# Cold weather



## Plantificus (Sep 17, 2009)

Anyone work in a cold climate? what do you wear out there in terms of thermals and boots. I'm looking for a cost effective way to stay warm because the long underwear didn't work last year, I'm trying to avoid under armor because of the cost.. any suggestions


----------



## 1703 (Jul 21, 2009)

As light in the loafers as this sounds, I wear silk.

My father gave me a set for christmas a several years ago, and I couldn't bring myself to wear them for fear of what would happen to my masculinity.

I mustered up the courage to try it and I fell in love.

No more sweating like a houndog crappin' razor blades when inside, yet toasty when outside. Light weight and comfy.

A thumbs up from me.


----------



## RealLivePlumber (Jun 22, 2008)

Silk 'eh. 

Ok. What's it look like, where do you get it?


----------



## user2090 (Sep 26, 2009)

I dress in layers, and always have extra clothes. Learned in cub scouts that moisture is what gets you. Always put a complete set of fresh clothes on in the morning because the human body will perspire some during the night. Change socks during the day if feet get sweaty, this will go a long way.:thumbup:


----------



## 1703 (Jul 21, 2009)

RJ Pascone said:


> Silk 'eh.
> 
> Ok. What's it look like, where do you get it?

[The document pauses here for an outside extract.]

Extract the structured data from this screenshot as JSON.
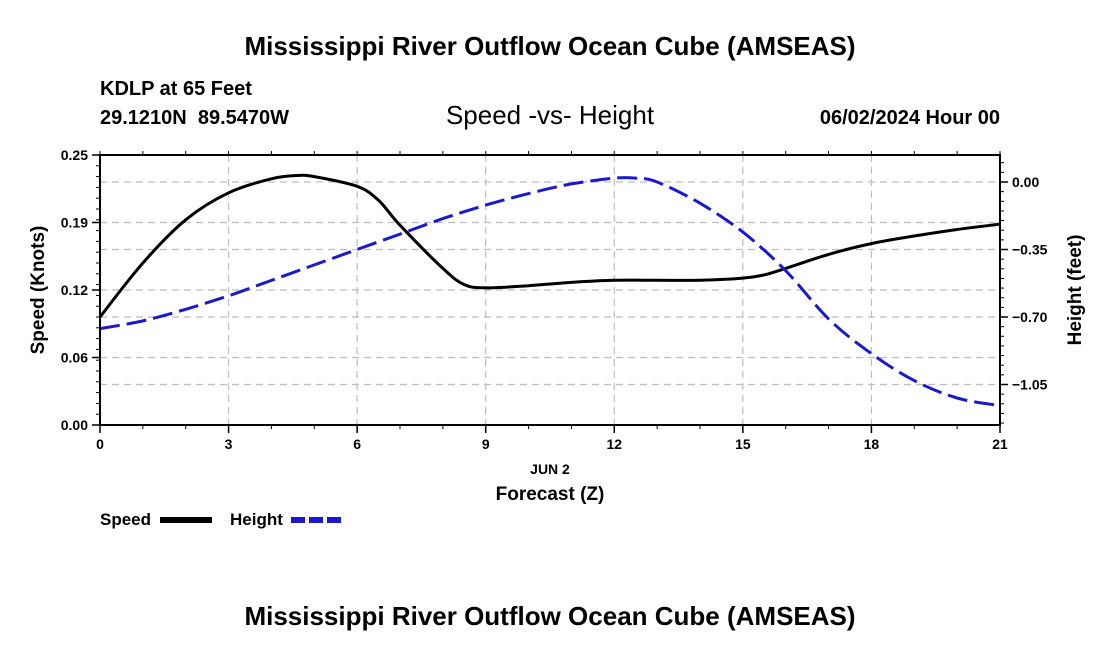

It looks similar to under armor.

I've ordered it from Cabela's and other places that I can't remember. Maybe Land's end?



It comes in different wt's. I usually get the lightest weight.


----------



## 422 plumber (Jul 31, 2008)

I got my silks from Lands' End. I usually wear liner socks then 30 Below brand from Vermont Country Store. Your winter boots need to be bigger than your summer boots. If your boots are too tight, there is no air between the sock layers to insulate. If you wear silks, and regular work clothes, a hoodie sweat shirt, and work jacket, with Carhartt type Arctic coat and bibs in the van for unexpected outdoor stuff, you should be fine.


----------



## TheMaster (Jun 12, 2009)

I keep warm by living in the south and not going out to work unless its above 32 degrees. I do under armor and thermal craftsman shirts.


----------



## 422 plumber (Jul 31, 2008)

I was just gonna ask how you were qualified to weigh in on this topic:laughing:


----------



## Master Mark (Aug 14, 2009)

*a woool pouch...*

I work outside all day long in the winter...

I keep warm with a 100% wool sweater

and I have made a special wool pouch
 that I tuck my balls into on those extra cold days....

it gets a little scratchey,  but I stay warm.:laughing::laughing:..


----------



## Plantificus (Sep 17, 2009)

hahaha are you serious?


----------



## uaplumber (Jun 16, 2008)

I go with a t-shirt until 15 below celcius (thats 5 degrees f for you southeners.) However people do look at me weird.

-15 to -20 a hoodie.
-20 to -35 gets a hoodie with a "lumberjack" jacket.
-35 to -45 a heavy winter jacket.
past -45? I get a chill.


----------



## Pipedoc (Jun 14, 2009)

i am shivering just thinking about that.


----------



## Regulator (Aug 20, 2009)

What temperature are we talking here? Wind chill possible? Wet or dry climate?


----------



## UnclogNH (Mar 28, 2009)

uaplumber said:


> I go with a t-shirt until 15 below celcius (thats 5 degrees f for you southeners.) However people do look at me weird.
> 
> -15 to -20 a hoodie.
> -20 to -35 gets a hoodie with a "lumberjack" jacket.
> ...


Sounds like around here


----------



## Regulator (Aug 20, 2009)

Winter in the BC Interior up to the Yukon -20 to -50:
Heavy wool socks, one piece long johns, undershirt, wool pants, flannel shirt, light wool pull over sweater or Mackinaw, insulated coveralls, toque or balaclava, arctic gloves (thumb and forefinger like a glove the remainder of fingers together like a mit) high insulated snow boots. Adjust layers to suit temperature/work conditions. 
AVOID SWEATING! No joke, you sweat you can freeze.
If the wind picks up at or below -30 pack it in, go home.
Glove warmers are always handy.


----------



## ROCKSTARPLUMBER (Dec 14, 2008)

I here it gets down to -65 in minnesota.


----------



## Optimus Primer (May 20, 2009)

you could always to move florida and make 15 to 20 dollars an hour.


----------



## Bollinger plumber (Apr 3, 2009)

This is what I like to wear to relax after work.


----------



## LEAD INGOT (Jul 15, 2009)

A friend of mine asked me what do I do when its -20, I said I put on a coat. He asked what do I do when it gets - 40, I said I zip up the coat.


----------



## LEAD INGOT (Jul 15, 2009)

A rancher I know living in a N.Dakota S. Dakota border town made the paper. The state came through and re-surveyed his land and found out that his ranch, which he has been paying N. Dakota tax on for 20 years is actually in S. Dakota. So when the local paper interviewed him, they asked how he felt about the news. He said, I couldn't be happier. I don't think I could take another N. Dakotan winter.


----------



## gear junkie (Jun 20, 2008)

Stay away from under armor. Overpriced crap. I really like anything made with polartec. For boots, I like belleville insulated boots but the key is your socks. Get the thick wool ones and make sure your boots aren't to tight.


----------